Beras Berderai nan "Tanamo"
Pada bulir-bulir putihnya, beras solok adalah sebuah perayaan. Sejak bibit padi disemai hingga beras ditanak, ada karya bersama yang dijaga turun-temurun. Cita rasanya sedemikian memanjakan indra pengecap, sampai-sampai diabadikan dalam lagu. Memang, ”bareh solok bareh tanamo”, beras ternama.
Gemeresik suara angin menyapu tanaman padi yang baru berumur sebulan di hamparan sawah Solok, Kota Solok, Sumatera Barat, Rabu (24/1) pagi. Sejauh mata memandang hingga ke arah rimbun hutan dan kaki gunung hanya ada hijau serta sedikit hijau kekuningan. Gerimis mulai turun seiring barisan para petani bersama niniak mamak atau ketua adat, alim ulama, dan para bundo kanduang berjalan di tepi-tepi sawah, tanda dimulainya doa tulak bala.
Dari Masjid Lubuk Sikarah, mereka berjalan perlahan sembari melantunkan doa dan selawat. Di beberapa titik, rombongan berhenti untuk memanjatkan doa agar sawah terhindar dari serangan hama dan menghasilkan panen berlimpah. Sembari berdoa, paureh dipercikkan ke sawah.
Paureh ini berupa irisan daun galundi yang direndam air, dipercikkan menggunakan daun sikacerek. Sebelumnya, paureh disimpan semalaman di masjid.
Oleh karena hamparan yang begitu luas, 207 hektar, sebagian kecil sawah saja yang dikitari. Rombongan kemudian berhenti di gaduang-gaduang besar di tengah sawah dan makan bersama dengan gembira.
Ketua Lembang Kerapatan Adat Alam Minangkabau Kota Solok Rusli Khatib Suleman menceritakan, tradisi doa tulak bala sejak dulu dilakukan untuk mendoakan agar sawah terhindar dari bala atau musibah. ”Doanya, semoga padi berkembang bagus, berbuah labek (lebat), jauh dari hama, pendapatan petani berlipat ganda,” katanya.
Dua kali panen sebelum musim panen pertama tahun ini, menurut penuturan A Rio, anggota kelompok tani Panca Usaha, Kelurahan Sinapa Piliang, hasilnya melimpah. Kualitasnya pun tetap terjaga.

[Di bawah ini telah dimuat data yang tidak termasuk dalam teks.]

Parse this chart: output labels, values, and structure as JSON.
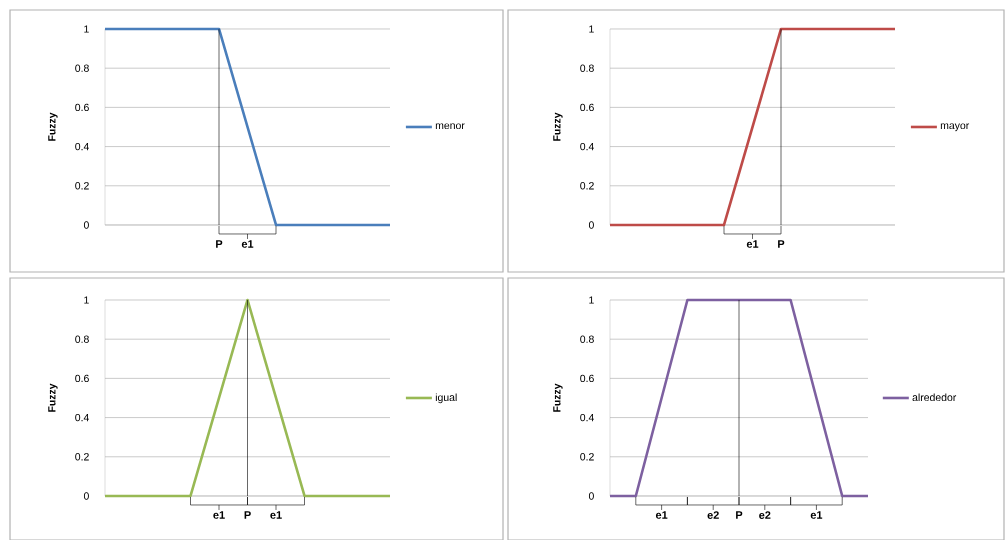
{
  "chart_data": [
    {
      "type": "line",
      "ylabel": "Fuzzy",
      "categories": [
        null,
        null,
        null,
        null,
        null,
        null
      ],
      "series": [
        {
          "name": "menor",
          "color": "#4a7ebb",
          "values": [
            1,
            1,
            1,
            0,
            0,
            0
          ]
        }
      ],
      "ylim": [
        0,
        1
      ],
      "yticks": [
        0,
        0.2,
        0.4,
        0.6,
        0.8,
        1
      ],
      "grid": "y",
      "legend": "right",
      "marker": "none",
      "line_style": "solid",
      "annotations": [
        "P",
        "e1"
      ]
    },
    {
      "type": "line",
      "ylabel": "Fuzzy",
      "categories": [
        null,
        null,
        null,
        null,
        null,
        null
      ],
      "series": [
        {
          "name": "mayor",
          "color": "#be4b48",
          "values": [
            0,
            0,
            0,
            1,
            1,
            1
          ]
        }
      ],
      "ylim": [
        0,
        1
      ],
      "yticks": [
        0,
        0.2,
        0.4,
        0.6,
        0.8,
        1
      ],
      "grid": "y",
      "legend": "right",
      "marker": "none",
      "line_style": "solid",
      "annotations": [
        "e1",
        "P"
      ]
    },
    {
      "type": "line",
      "ylabel": "Fuzzy",
      "categories": [
        null,
        null,
        null,
        null,
        null,
        null,
        null,
        null,
        null,
        null,
        null
      ],
      "series": [
        {
          "name": "igual",
          "color": "#98b954",
          "values": [
            0,
            0,
            0,
            0,
            0.5,
            1,
            0.5,
            0,
            0,
            0,
            0
          ]
        }
      ],
      "ylim": [
        0,
        1
      ],
      "yticks": [
        0,
        0.2,
        0.4,
        0.6,
        0.8,
        1
      ],
      "grid": "y",
      "legend": "right",
      "marker": "none",
      "line_style": "solid",
      "annotations": [
        "e1",
        "P",
        "e1"
      ]
    },
    {
      "type": "line",
      "ylabel": "Fuzzy",
      "categories": [
        null,
        null,
        null,
        null,
        null,
        null,
        null,
        null,
        null,
        null,
        null
      ],
      "series": [
        {
          "name": "alrededor",
          "color": "#7d60a0",
          "values": [
            0,
            0,
            0.5,
            1,
            1,
            1,
            1,
            1,
            0.5,
            0,
            0
          ]
        }
      ],
      "ylim": [
        0,
        1
      ],
      "yticks": [
        0,
        0.2,
        0.4,
        0.6,
        0.8,
        1
      ],
      "grid": "y",
      "legend": "right",
      "marker": "none",
      "line_style": "solid",
      "annotations": [
        "e1",
        "e2",
        "P",
        "e2",
        "e1"
      ]
    }
  ]
}
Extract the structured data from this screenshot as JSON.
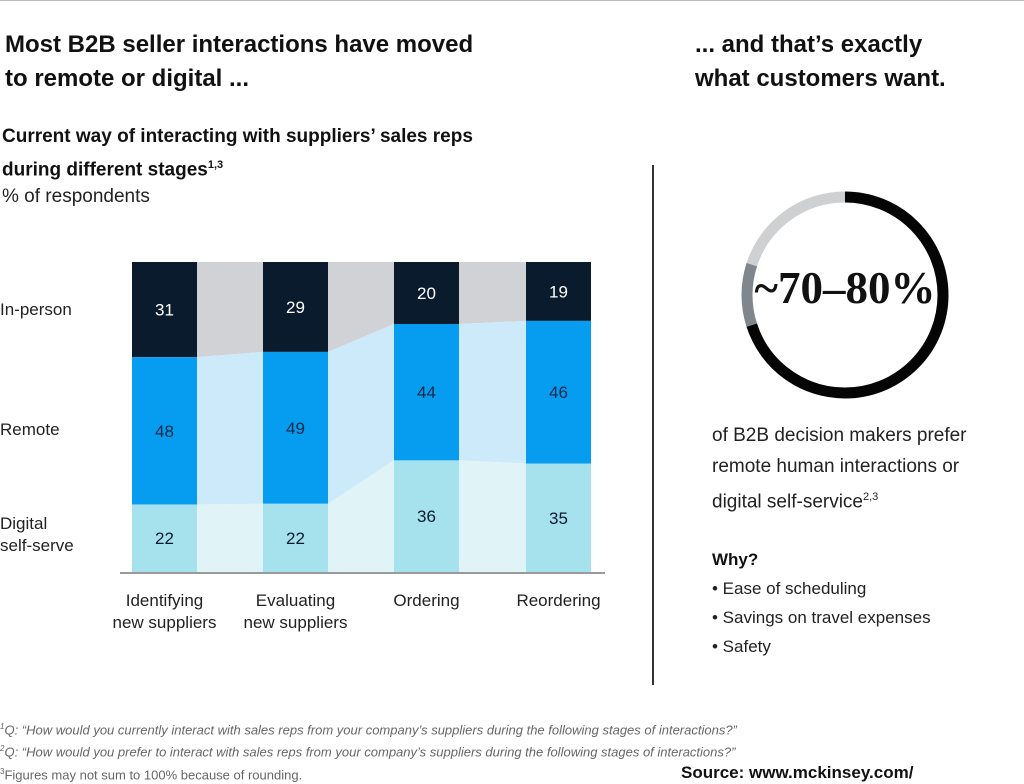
{
  "left_heading": "Most B2B seller interactions have moved to remote or digital ...",
  "left_heading_lines": [
    "Most B2B seller interactions have moved",
    "to remote or digital ..."
  ],
  "right_heading_lines": [
    "... and that’s exactly",
    "what customers want."
  ],
  "chart_data": {
    "type": "bar",
    "stacked": true,
    "title_lines": [
      "Current way of interacting with suppliers’ sales reps",
      "during different stages"
    ],
    "title_sup": "1,3",
    "ylabel": "% of respondents",
    "categories": [
      "Identifying new suppliers",
      "Evaluating new suppliers",
      "Ordering",
      "Reordering"
    ],
    "category_lines": [
      [
        "Identifying",
        "new suppliers"
      ],
      [
        "Evaluating",
        "new suppliers"
      ],
      [
        "Ordering"
      ],
      [
        "Reordering"
      ]
    ],
    "series": [
      {
        "name": "In-person",
        "values": [
          31,
          29,
          20,
          19
        ],
        "color": "#0b1b2e",
        "band_color": "#d0d2d5",
        "label_color": "#ffffff"
      },
      {
        "name": "Remote",
        "values": [
          48,
          49,
          44,
          46
        ],
        "color": "#069cf0",
        "band_color": "#cdeafb",
        "label_color": "#0b2a4a"
      },
      {
        "name": "Digital self-serve",
        "values": [
          22,
          22,
          36,
          35
        ],
        "color": "#a6e1ee",
        "band_color": "#e0f4f8",
        "label_color": "#0b1b2e"
      }
    ],
    "row_label_lines": [
      [
        "In-person"
      ],
      [
        "Remote"
      ],
      [
        "Digital",
        "self-serve"
      ]
    ]
  },
  "donut": {
    "value_text": "~70–80%",
    "range": [
      70,
      80
    ],
    "colors": {
      "main": "#050505",
      "range": "#7f868d",
      "rest": "#cfd0d1"
    }
  },
  "description_lines": [
    "of B2B decision makers prefer",
    "remote human interactions or",
    "digital self-service"
  ],
  "description_sup": "2,3",
  "why": {
    "title": "Why?",
    "reasons": [
      "• Ease of scheduling",
      "• Savings on travel expenses",
      "• Safety"
    ]
  },
  "footnotes": [
    {
      "num": "1",
      "text": "Q: “How would you currently interact with sales reps from your company’s suppliers during the following stages of interactions?”"
    },
    {
      "num": "2",
      "text": "Q: “How would you prefer to interact with sales reps from your company’s suppliers during the following stages of interactions?”"
    },
    {
      "num": "3",
      "text": "Figures may not sum to 100% because of rounding."
    }
  ],
  "source": "Source: www.mckinsey.com/"
}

”Saya menanam padi jenis cisokan di sawah, luasnya 1,25 hektar. Sekali panen bisa 6-7 ton. Setahun bisa dua kali panen. Tahun 1985, saat mulai bertani, saya menanam padi anak daro. Dua- duanya enak,” tuturnya.
Kata kunci
Enak menjadi kata kunci saat berbicara tentang beras solok. Rio menggambarkannya seperti ini: beras berderai sehingga nasi tidak pulen, terlihat pera tetapi empuk, teksturnya lembut, warnanya putih, aromanya wangi, rasanya agak manis, kalau nasi sudah dingin pun tidak keras.
”Paling cocok dimakan dengan samba lado. Pakai rendang tambah enak. Namun, tidak ada samba (lauk) pun, hanya pakai garam dan minyak tanak (dari kelapa), sudah enak,” ujar Rio.
Yulizar (68), petani di Nagari Tanjuang Bingkuang, Kabupaten Solok, membandingkannya dengan beras pulen. Bagi dia, makan nasi pulen kurang nikmat, lengket, seperti makan bubur atau makan ketan. Beras pulen membuatnya kurang berselera makan.
Dari meja makan di rumah hingga ke rumah makan, nasi dari beras solok terhidang. Rumah makan Salero Kampuang di pusat Kota Solok, misalnya, menyajikan semangkuk besar nasi putih berteman aneka gulai, dendeng, telur dadar, dan samba buruak- buruak, yakni sambal terung, petai, dan jengkol, serta rebusan daun singkong.
Nasinya terlihat putih, tetapi tidak mengkilat. Bulirnya kecil, lembut, dan yang pasti berderai alias tidak lengket satu sama lain. Tidak semanis beras pulen, cita rasanya pun lebih ringan. Nasi dari beras anak daro, kata pelayan rumah makan.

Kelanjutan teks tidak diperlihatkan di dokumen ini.